LEE HOCHBERG: Carmen Perkins needed the money. Her husband, David, was stricken with Lou Gehrig’s Disease, and the couple was spending thousands on medical supplies. The state took $14,000 over four years and the family sought legal help.
CARMEN PERKINS: I don’t know how people that are just plain law-abiding citizens that are hard working can fight a government.
LEE HOCHBERG: Only when attorney Nay threatened a class-action suit to open files on all of Oregon’s recovery cases did the state back down. This March it mailed the family this letter and a $14,000 check. David Perkins died shortly afterwards.
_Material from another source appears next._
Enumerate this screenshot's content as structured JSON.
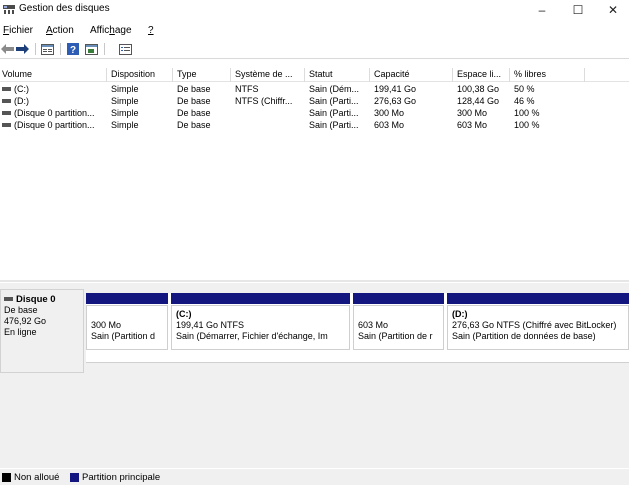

The state’s Dan Kaplan says the government made no mistake; the Perkins family just hadn’t explained clearly that Hazel Perkins’ money was hers, not her second husband’s.
DAN KAPLAN: The heirs didn’t help us by providing the information that made it clear.
LEE HOCHBERG: The family didn’t communicate it to you clearly enough?
DAN KAPLAN: Right.
LEE HOCHBERG: Did the state err?
DAN KAPLAN: The state didn’t have all the information that it needed.
TIM NAY: They say, you owe it, you pay it, and if you don’t, we’ll go after it in court, plain and simple. It’s probably the ultimate debt collection entity in the world.
LEE HOCHBERG: Attorney Nay estimates one in four state claims is actually invalid and says state should establish independent arbiters to mediate disputes. Kaplan calls the allegation outrageous.
DAN KAPLAN: We file claims based on the information we have at the time the client dies. Lots of times through the estate’s claim process we get more information, and we very often withdraw our claims. And I wouldn’t say that those claims that we initially filed are invalid when we withdraw them when we get more information.
LEE HOCHBERG: Congress approved a tax deduction in 1996 to help people afford long-term care insurance. But there’s been no effort to regulate the estate recovery process itself.